Rafael "Paing" Hechanova Sr. (July 8, 1928 – August 26, 2021) was a Filipino basketball player who competed in the 1952 Summer Olympics.

==Early life==
Rafael "Paing" Hechanova was born on July 8, 1928, in the then-city of Jaro in Iloilo province.

==Career==
===Playing career===
Shortly after World War II, Hechanova played varsity basketball for the University of Santo Tomas's (UST) Glowing Goldies under coach Herminio Silva in the UAAP. He was recognized as Mr. Basketball in 1951 by the Philippine Sportswriters Association for helping UST win titles in the UAAP, National Inter-Collegiate, and National Senior. He also played for UST's volleyball and golf teams.

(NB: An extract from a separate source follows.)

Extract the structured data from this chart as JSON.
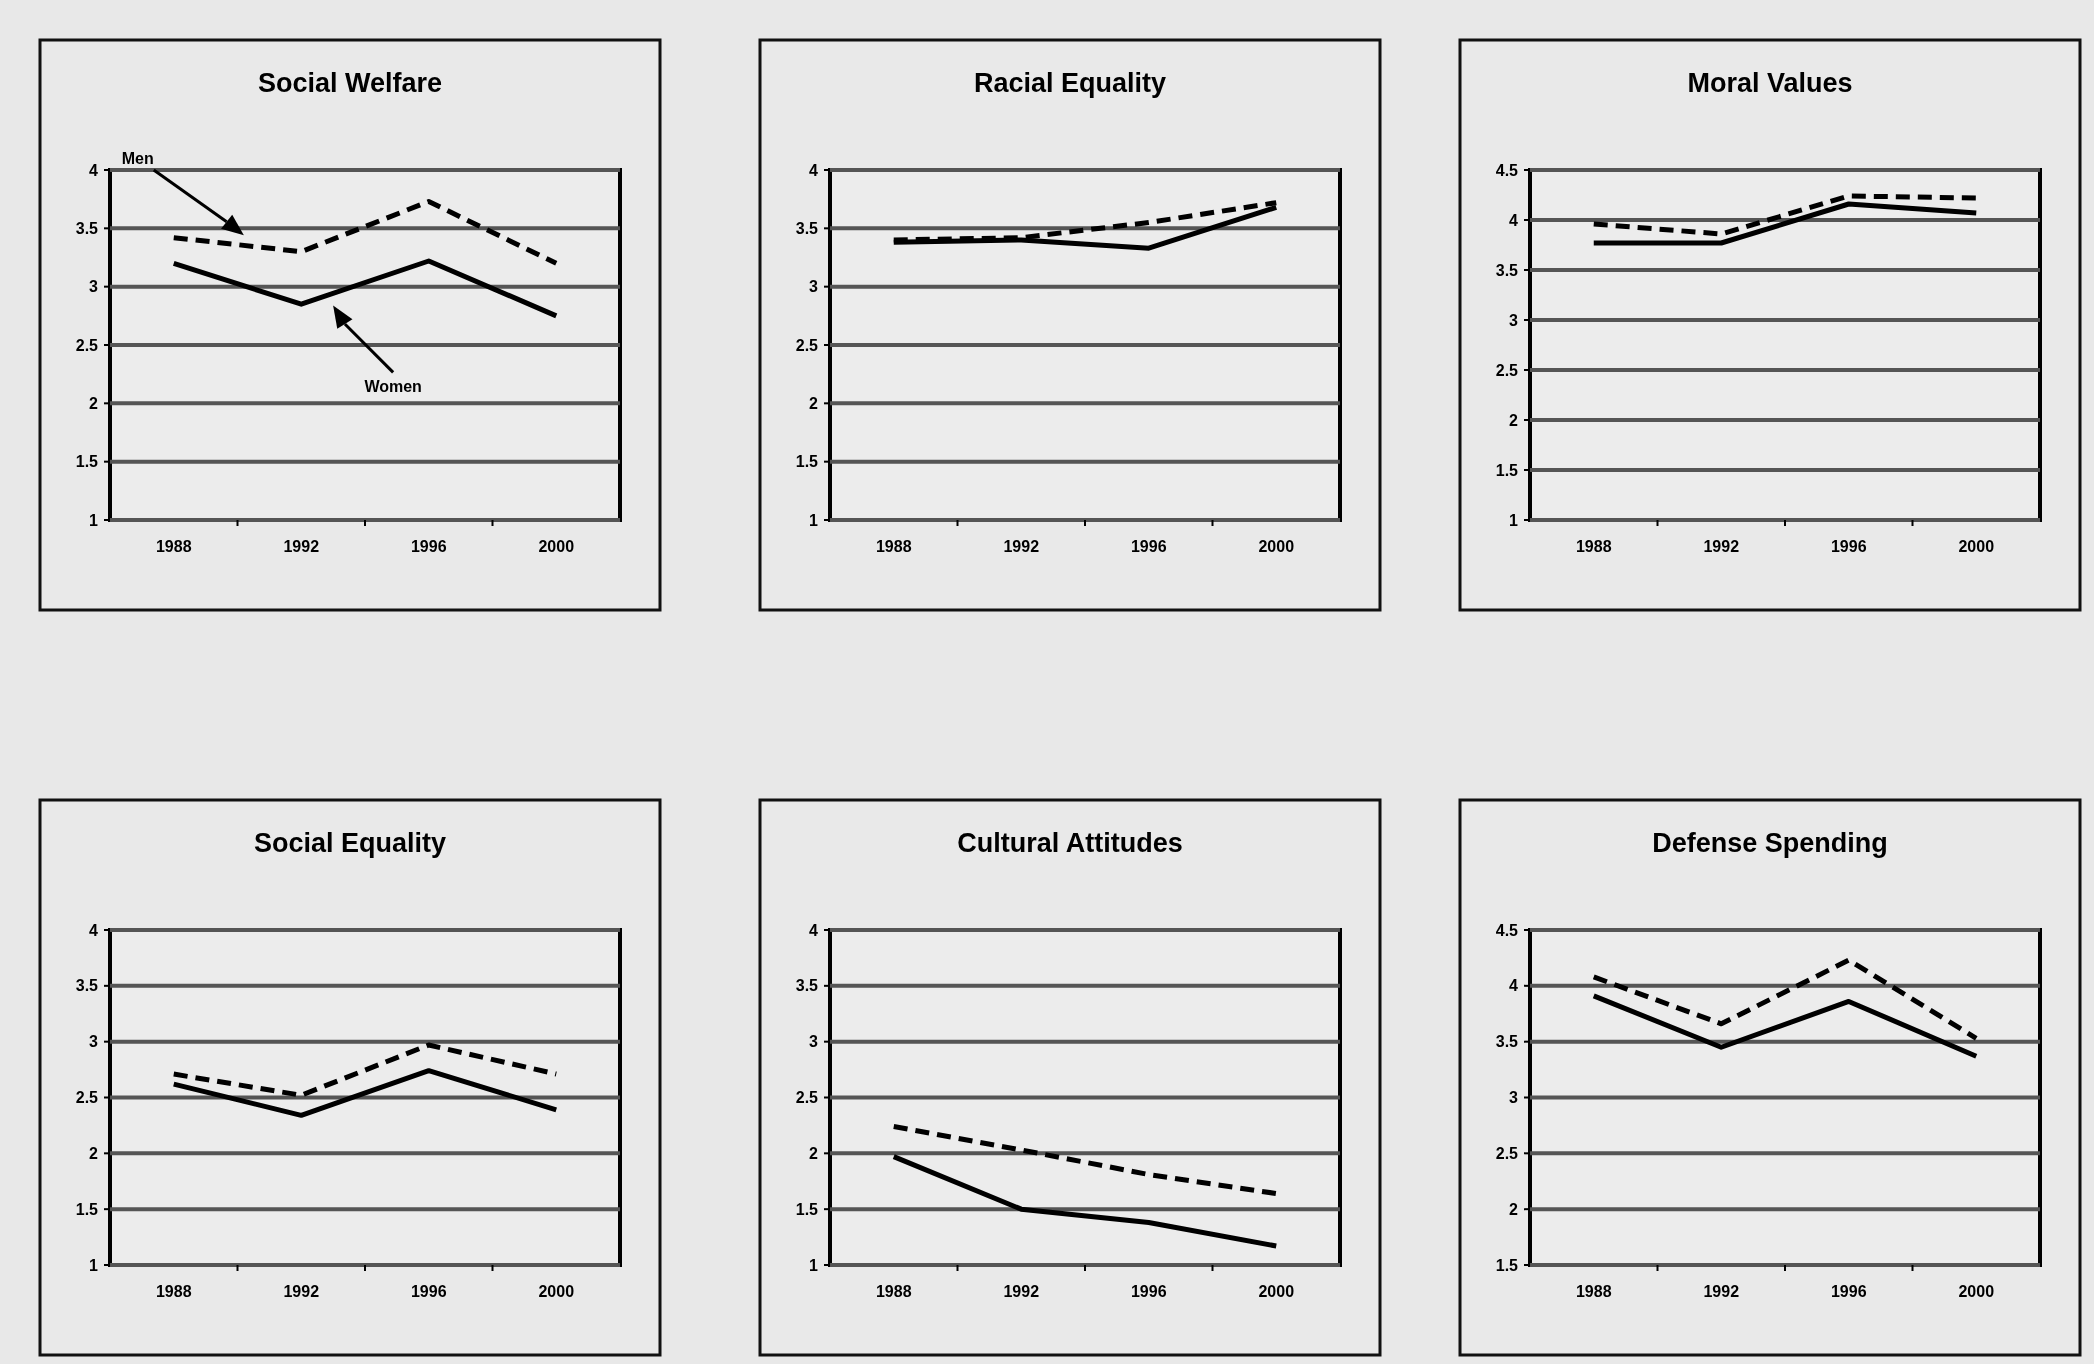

Hechanova suited up for the Philippines men's national team helping the team win the gold medal in the 1951 and 1954 editions. He was also part of the Philippine roster which competed in the 1956 Summer Olympics in Helsinki. He was considered for inclusion in the country's roster for the 1954 FIBA World Championship, but Hechanova already decided to retire and pursue a career in architecture having just passed the board exam at that time.

He also played for the YCO Painters in the Manila Industrial and Commercial Athletic Association (MICAA).

===Post-retirement===
Hechanova became involved again the MICAA as an official when the Concepcion Industries joined the league. He eventually became the league's president. When the Philippine Basketball Association was formed in 1975, he became the inaugural board of governors' second vice president. He was inducted to the National Basketball Hall of Fame in 2000. In 2002, he played a role in establishing the Philippine Olympians Association (POA). He served as chairman of the POA.

==Personal life==
Rafael Hechanova was married to Mely Concepcion until the latter's death in 2019. He was also largely involved in Rotary International serving as a director from 1996 to 1998. Rotary also tasked him and his wife to serve as Mother Teresa's aides during her visit in Manila in 1984. Cecil Hechanova, the founding chairman of the Philippine Sports Commission, was also Rafael's brother.

==Death==
Hechanova died at the age of 93 on August 26, 2021.